Tautonyms are zoological terms for animals in which the genus and the species names are the same: Rattus rattus (black rat), Vulpes vulpes (red fox), Bison bison (American bison), and the self-explanatory Gorilla gorilla, for examples.

People can have tautonyms as well.  I’m thinking of the baritone Thomas L. Thomas, who was famous on the Voice of Firestone in the 1940s and 1950s.   Then there’s actress Evans Evans, who was in the movies Bonnie and Clyde and The Iceman Cometh

Both of them are of Welsh descent, as was James James, the 19th century harpist who composed the Welsh national anthem.  Welsh (as well as Scottish and Irish) names lend themselves to tautonymy owing to the frequent use of patronymics—given names derived from the name of the father or a paternal ancestor.

Martin Martin was an 18th century Scottish writer famous for A Description of the Western Isles of Scotland. An Irish counterpart, Henry Henry, was a 19th century Catholic Bishop of Down and Connor.

And then, there’s Lang Lang, the spectacular young pianist, whose double name is actually two different Chinese words that are pronounced slightly differently and mean “brilliant man.”

Two British writers who were contemporaries—Ford Madox Ford (1873-1939) and Jerome K. Jerome (1859-1927)—also had tautonymic names, but they didn’t come by them honestly.  Jerome’s father, an ironmonger and non-conformist minister, was originally named Jerome Clapp, but for reasons best known to himself, he changed his name to Jerome Clapp Jerome, which also became his son’s name.  The younger Jerome, perhaps to distinguish himself from his father, changed his own middle name from Clapp to Klapka; hence the middle initial K. He is best known for the comic narrative Three Men In A Boat.

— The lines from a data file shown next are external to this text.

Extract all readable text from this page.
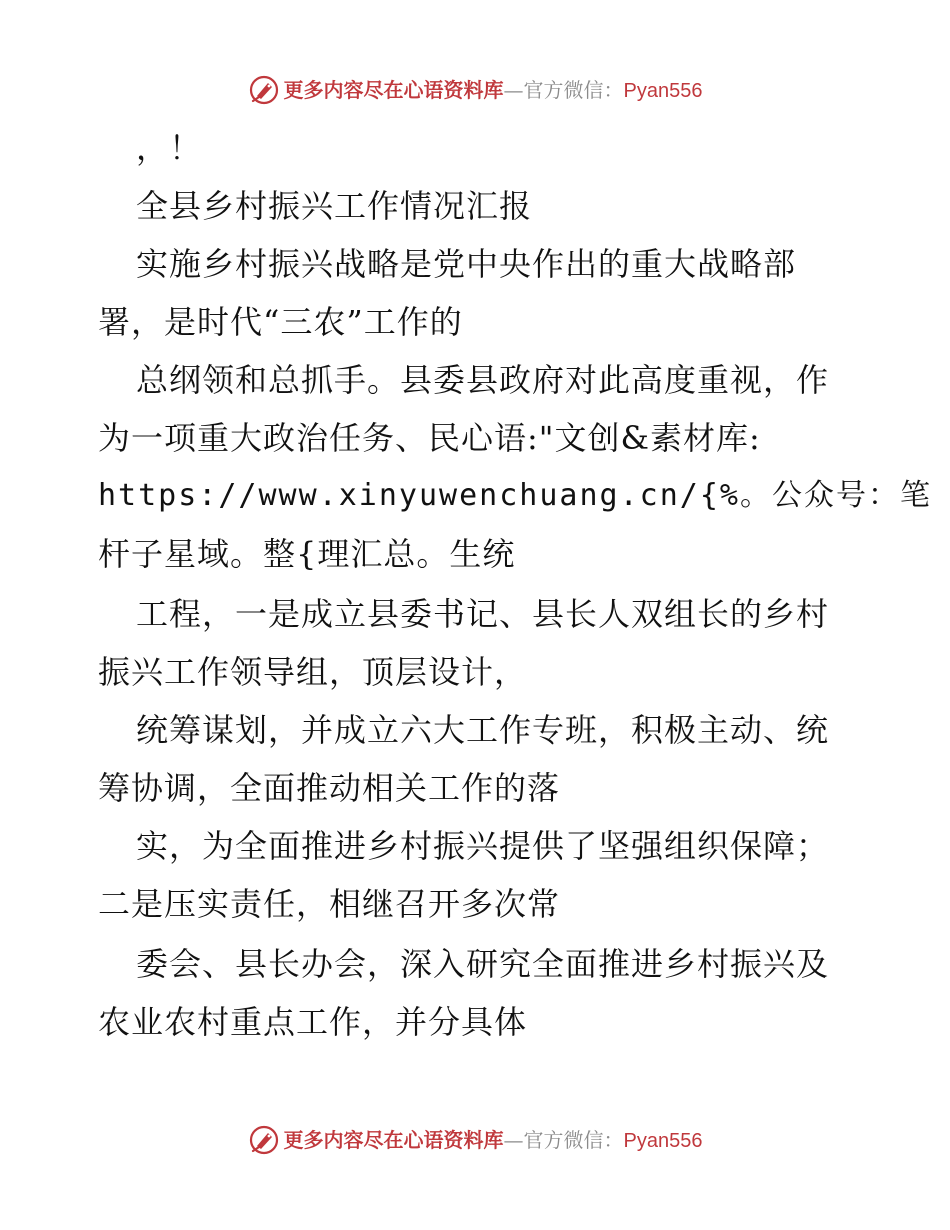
更多内容尽在心语资料库—官方微信：Pyan556
，！
全县乡村振兴工作情况汇报
实施乡村振兴战略是党中央作出的重大战略部
署，是时代“三农”工作的
总纲领和总抓手。县委县政府对此高度重视，作
为一项重大政治任务、民心语:"文创&素材库:
https://www.xinyuwenchuang.cn/{%。公众号：笔
杆子星域。整{理汇总。生统
工程，一是成立县委书记、县长人双组长的乡村
振兴工作领导组，顶层设计，
统筹谋划，并成立六大工作专班，积极主动、统
筹协调，全面推动相关工作的落
实，为全面推进乡村振兴提供了坚强组织保障；
二是压实责任，相继召开多次常
委会、县长办会，深入研究全面推进乡村振兴及
农业农村重点工作，并分具体
更多内容尽在心语资料库—官方微信：Pyan556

Ford, whose fame rests on the novel The Good Soldier, was born Ford Hermann Hueffer, but changed it after World War I because it sounded too German.

“Mutual Problem” is a bit of whimsy by William Cole, who seems to want to challenge the Bard of Buffalo Bayou for poetic primacy. Oh well, let him:

            Said Jerome K. Jerome to Ford Madox Ford,
            'There's something, old boy, that I've always abhorred:
            When people address me and call me 'Jerome',
            Are they being standoffish, or too much at home?'
            Said Ford, 'I agree;
            It's the same thing with me.'           
The Bard couldn’t resist adding this flourish:

            Said Thomas L. Thomas to the sprightly Lang Lang:
            “Is your name pronounced like ‘bang’ or like ‘bong’?”
            Lang Lang then snorted to Thomas L. Thomas:           
            “You tell me first if you’re Comus or commas.”


  1. Wonderful examination of tautonyms. Strange things capture a young boy’s attention, and for me it was the curiosity of an author having the same given name as his surname. Holling Clancy Holling has the strange beauty of a harsh Irish name bookended by two action words, or gerunds.

    1. Holling is a new name to me, but I'll add him to the list. Welcome to my blog. Hope you'll enjoy my postings, which are generally on Mondays.